Published by BBC NEWS - 14th April 2022


Image source, Getty Images

The legal requirement to wear face coverings in many indoor settings in Scotland will end next Monday.

The move had been delayed twice amid record levels of Covid cases and high numbers of people in hospital with the virus.

With the infection rate now falling across the country, the government has confirmed the laws will be lifted.

But it strongly advised people to continue wearing masks in crowded indoor places and on public transport.

All of Scotland’s other legal restrictions have already been lifted.

The number of daily reported Covid cases in Scotland hit about 12,000 in March but the figure is now about 5,000.

The Scottish government said this showed that the situation had generally improved in recent weeks, but that the virus had still not gone away – with the NHS continuing to face significant pressures.

First Minister Nicola Sturgeon said a fortnight ago that she expected the face covering rules to be lifted on Easter Monday.

The government has now confirmed the move in a letter to the Scottish Parliament’s presiding officer and relevant committee conveners.

Ms Sturgeon said the country had made steady progress towards a greater sense of normality and a more sustainable way of managing the virus.

However, she stressed that the NHS was still under pressure and the most vulnerable members of society could still benefit from people taking additional measures to protect them from the virus.

Despite the use of face coverings no longer being a legal requirement, she strongly recommended that people “continue wearing face coverings in indoor settings where possible, and particularly when significant numbers of people are present”.

nicola sturgeon

Image source, PA Media

The face covering laws had originally been due to be removed on 21 March, with the first minister initially deciding to delay the move until 4 April – before subsequently announcing a further two-week delay

However, the requirement to wear face masks at funerals and weddings was lifted on 4 April as planned.

Linda Bauld, Professor of Public Health at the University of Edinburgh, has said that with the number of people in hospitals and intensive care units falling, it was “reasonable for the government to be looking ahead”.

But she said people including shoppers and school pupils who want to continue wearing face masks should be supported.

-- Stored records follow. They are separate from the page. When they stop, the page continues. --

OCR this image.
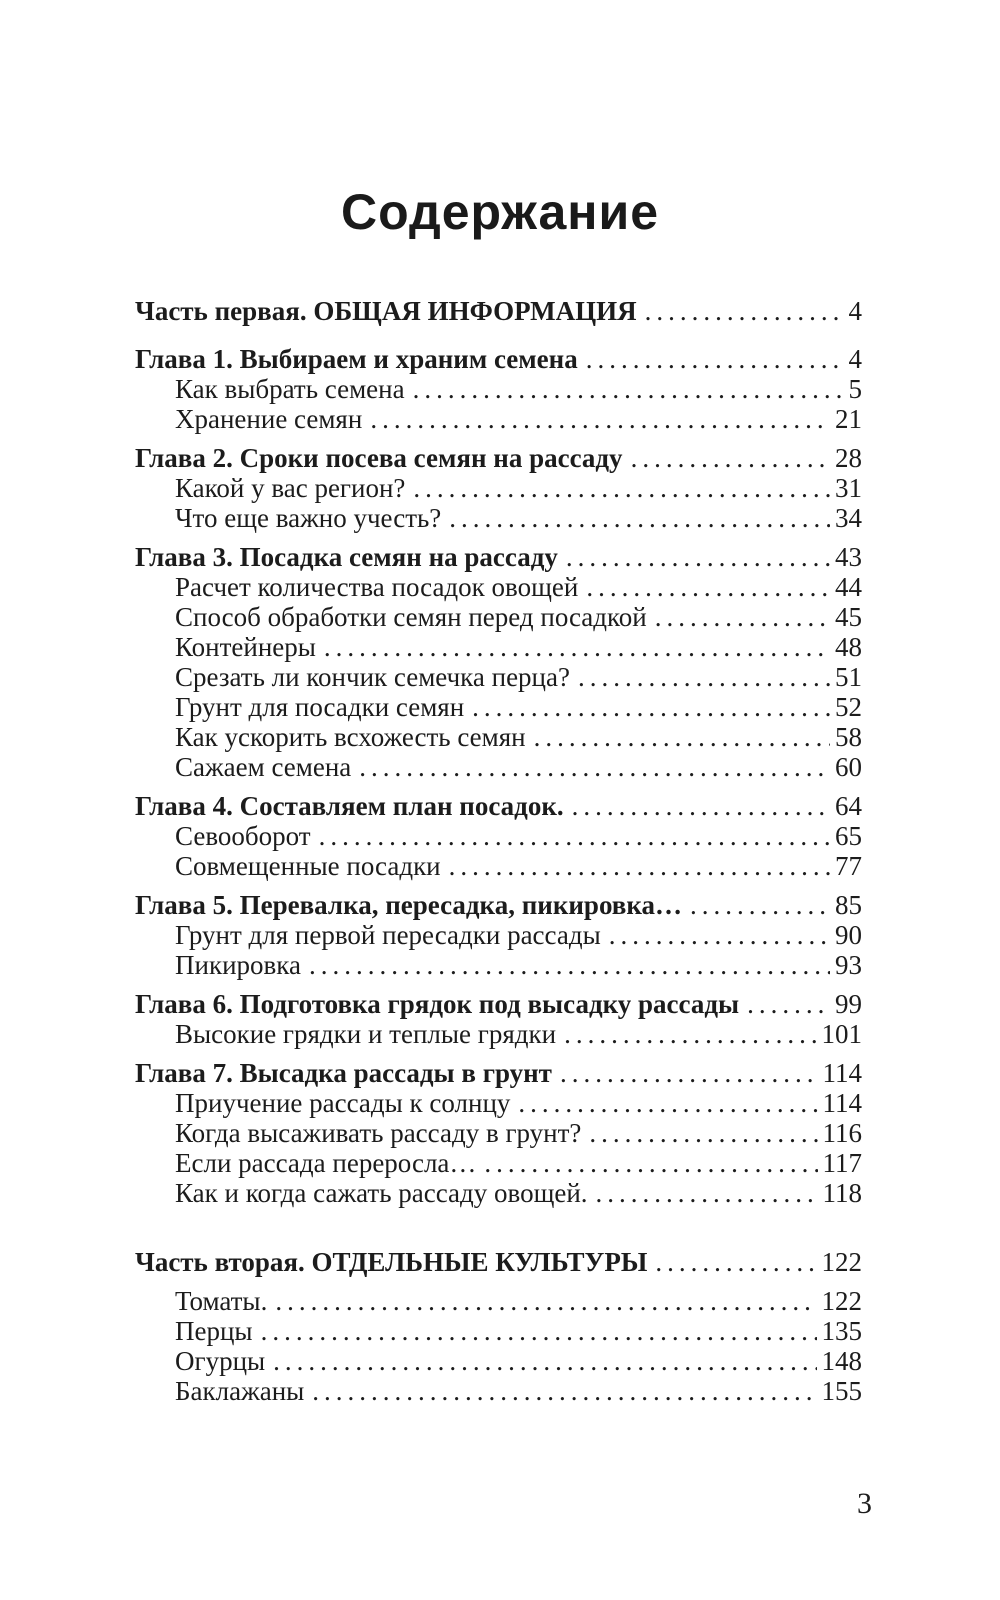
Содержание
Часть первая. ОБЩАЯ ИНФОРМАЦИЯ .....	4
Глава 1. Выбираем и храним семена .....	4
Как выбрать семена .....	5
Хранение семян .....	21
Глава 2. Сроки посева семян на рассаду .....	28
Какой у вас регион? .....	31
Что еще важно учесть? .....	34
Глава 3. Посадка семян на рассаду .....	43
Расчет количества посадок овощей .....	44
Способ обработки семян перед посадкой .....	45
Контейнеры .....	48
Срезать ли кончик семечка перца? .....	51
Грунт для посадки семян .....	52
Как ускорить всхожесть семян .....	58
Сажаем семена .....	60
Глава 4. Составляем план посадок. .....	64
Севооборот .....	65
Совмещенные посадки .....	77
Глава 5. Перевалка, пересадка, пикировка… .....	85
Грунт для первой пересадки рассады .....	90
Пикировка .....	93
Глава 6. Подготовка грядок под высадку рассады .....	99
Высокие грядки и теплые грядки .....	101
Глава 7. Высадка рассады в грунт .....	114
Приучение рассады к солнцу .....	114
Когда высаживать рассаду в грунт? .....	116
Если рассада переросла… .....	117
Как и когда сажать рассаду овощей. .....	118
Часть вторая. ОТДЕЛЬНЫЕ КУЛЬТУРЫ .....	122
Томаты. .....	122
Перцы .....	135
Огурцы .....	148
Баклажаны .....	155
3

Prof Bauld told BBC Radio’s Good Morning Scotland programme: “There are a lot of people in the country who have had Covid recently, and even if they’ve not been severely unwell they’ve been feeling pretty miserable.

“So I think anything like wearing a face covering when you’re on public transport in future months might avoid us picking up this virus or another.

“What I have observed in England is a number of businesses, including supermarkets, that are very strongly advising (the wearing of face masks) and I expect that to continue here.”

‘Trust the public’

The Scottish Conservatives had previously criticised the delays in lifting the laws around shops, public transport and other indoor public places.

The party’s public health spokeswoman, Sue Webber, said the confirmation that the restrictions would now be lifted was welcome but should have happened several weeks ago.

She added: “The SNP government have been far too slow to trust the public to use their judgement on wearing face masks, having twice U-turned on lifting the blanket curb before.

“This was frustrating for many people and damaging for businesses.”

The Scottish Licensed Trade Association had described the previous delays as “bitterly disappointing”, arguing many people were already failing to wear masks so keeping the law in place would make little difference.

And the Scottish Chambers of Commerce warned that the “prolonging of Covid-19 rules” might make Scotland a less attractive tourist destination.

What else is changing?

lateral flow test

Image source, Getty Images

Other changes that will come into effect on Monday mean most people who do not have Covid symptoms will no longer be asked to take lateral flow tests.

Free lateral flow kits will no longer be available for the general population – although they will still be provided for clinical care, for health and social care workers and for people visiting vulnerable individuals in care homes or hospitals.

People with symptoms will still need to isolate and get a PCR test until the end of April.

And vaccinated close contacts of someone with Covid should continue to test daily for seven days with lateral flow devices.

However, test sites will close at the start of May and people with symptoms will no longer be advised that they need to take a test.

The public health advice for people who feel unwell will be to stay at home until they feel better, to reduce the risk of infecting other people.